A temporally nearer example comes from Ireland of the 20th Century. Independent Ireland was a Catholic island ruled not by elected politicians but by the Irish church. Absolute power and absolute impunity bred absolute corruption. For decades, the corruption of the church and the depredations of its priests existed in plain sight, elephants in the room everyone saw but pretended not to see, from politicians and media to ordinary men and women. But, behind the veneer of unassailability, church was haemorrhaging support, as the younger generation, disgusted by the abyss between preaching and practice, turned away from the church. The breaking point came when the powerful bishop Eamon Casey was forced to resign from his positions and flee the country because his long-time girlfriend, Annie Murphy, exposed their relationship (including the existence of their child, Peter). The church’s inability to respond to the Murphy crisis with a thoroughgoing reform led to its eventual political and social, and societal marginalisation.

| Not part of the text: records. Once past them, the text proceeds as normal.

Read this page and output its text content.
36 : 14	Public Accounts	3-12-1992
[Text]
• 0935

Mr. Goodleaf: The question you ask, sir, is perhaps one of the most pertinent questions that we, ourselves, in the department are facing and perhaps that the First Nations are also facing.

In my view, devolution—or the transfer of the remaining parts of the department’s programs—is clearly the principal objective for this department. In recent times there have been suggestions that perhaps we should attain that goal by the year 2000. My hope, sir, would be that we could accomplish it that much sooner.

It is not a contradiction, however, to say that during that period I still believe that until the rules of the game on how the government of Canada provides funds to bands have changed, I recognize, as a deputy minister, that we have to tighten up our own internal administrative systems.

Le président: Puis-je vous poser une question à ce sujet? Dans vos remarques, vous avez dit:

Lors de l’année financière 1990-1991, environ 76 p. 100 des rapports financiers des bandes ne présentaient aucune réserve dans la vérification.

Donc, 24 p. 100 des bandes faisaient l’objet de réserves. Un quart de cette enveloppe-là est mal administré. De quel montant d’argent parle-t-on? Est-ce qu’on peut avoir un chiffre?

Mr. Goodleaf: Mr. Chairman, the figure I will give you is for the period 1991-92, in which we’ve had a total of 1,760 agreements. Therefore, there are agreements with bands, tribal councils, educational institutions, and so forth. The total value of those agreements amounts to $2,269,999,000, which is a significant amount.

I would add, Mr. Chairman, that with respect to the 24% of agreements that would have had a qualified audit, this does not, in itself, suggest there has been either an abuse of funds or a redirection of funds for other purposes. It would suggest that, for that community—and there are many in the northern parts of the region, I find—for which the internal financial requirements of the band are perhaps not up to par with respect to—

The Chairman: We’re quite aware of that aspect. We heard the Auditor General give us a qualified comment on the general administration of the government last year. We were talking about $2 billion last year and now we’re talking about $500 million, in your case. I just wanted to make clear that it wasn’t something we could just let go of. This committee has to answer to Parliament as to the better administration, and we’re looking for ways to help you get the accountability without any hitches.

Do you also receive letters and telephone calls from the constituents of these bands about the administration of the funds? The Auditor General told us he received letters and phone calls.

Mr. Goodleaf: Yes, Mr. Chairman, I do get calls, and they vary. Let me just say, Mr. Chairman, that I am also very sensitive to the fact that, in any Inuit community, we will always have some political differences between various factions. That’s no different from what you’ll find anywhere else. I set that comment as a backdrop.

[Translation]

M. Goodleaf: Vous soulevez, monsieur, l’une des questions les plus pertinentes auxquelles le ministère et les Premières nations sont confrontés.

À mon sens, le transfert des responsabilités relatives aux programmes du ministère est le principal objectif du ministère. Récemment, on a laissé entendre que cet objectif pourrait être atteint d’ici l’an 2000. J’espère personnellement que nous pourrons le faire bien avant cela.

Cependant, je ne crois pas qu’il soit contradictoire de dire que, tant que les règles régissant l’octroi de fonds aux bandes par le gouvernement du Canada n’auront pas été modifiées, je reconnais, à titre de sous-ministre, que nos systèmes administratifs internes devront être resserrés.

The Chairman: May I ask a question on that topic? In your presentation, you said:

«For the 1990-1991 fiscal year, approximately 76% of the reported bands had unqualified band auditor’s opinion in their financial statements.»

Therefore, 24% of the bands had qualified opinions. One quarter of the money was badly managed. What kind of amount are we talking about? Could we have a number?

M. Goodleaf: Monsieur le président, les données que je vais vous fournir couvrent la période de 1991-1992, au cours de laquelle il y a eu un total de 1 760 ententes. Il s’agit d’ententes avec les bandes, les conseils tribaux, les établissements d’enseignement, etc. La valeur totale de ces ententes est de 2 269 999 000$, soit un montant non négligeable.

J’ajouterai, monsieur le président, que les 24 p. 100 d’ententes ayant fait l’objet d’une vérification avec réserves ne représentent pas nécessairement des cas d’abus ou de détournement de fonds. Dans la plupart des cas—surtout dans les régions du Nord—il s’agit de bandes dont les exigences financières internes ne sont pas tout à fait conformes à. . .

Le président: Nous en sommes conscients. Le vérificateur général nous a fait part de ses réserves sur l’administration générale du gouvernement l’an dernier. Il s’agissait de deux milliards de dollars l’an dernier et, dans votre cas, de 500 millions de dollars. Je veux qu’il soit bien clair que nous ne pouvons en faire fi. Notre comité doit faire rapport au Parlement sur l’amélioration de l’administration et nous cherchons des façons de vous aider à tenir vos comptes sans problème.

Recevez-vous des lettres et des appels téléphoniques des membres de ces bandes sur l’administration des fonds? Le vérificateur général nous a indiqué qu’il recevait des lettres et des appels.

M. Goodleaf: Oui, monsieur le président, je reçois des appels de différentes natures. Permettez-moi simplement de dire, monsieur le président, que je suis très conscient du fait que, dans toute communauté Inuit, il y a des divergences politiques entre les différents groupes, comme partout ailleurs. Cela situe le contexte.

Most Lankans knew that clerical child sex abuse was a reality. Knew, and looked away. The brutally sordid nature of the fate that befell the 11-year-old child in Anuradhapura made wilful ignorance, wilful indifference, and wilful silence non-optional. If such a horror did happen within yards of the Sri Maha Bodhi, if its perpetrator was that holy place’s custodian, then the question cannot but arise whether he - and all other monks who stay silent about the scourge of child abuse in temples – are followers of the Buddha? Do they believe what they preach: good and bad karma, merit and de-merit, heaven, hell, and rebirth? If they do, how can they commit/condone such acts? If they don’t, aren’t they the true followers of the Buddha’s contemporary, Ajita Kesakambalin, who is said to have taught that there is ‘no fruit or result of good or bad actions’. What matters is not the deed but whether its hidden or exposed.

Buddhism, both within and outside Sri Lanka, has a history of instituting internal reforms to face internal crises. These were undertaken by monks and/or kings. We are living in a time which cries for such reforms. If the many monks who follow the Buddha’s teaching and observe the Vinaya rules fail to voice the need for such reforms, terminal decay might not be that far a fate.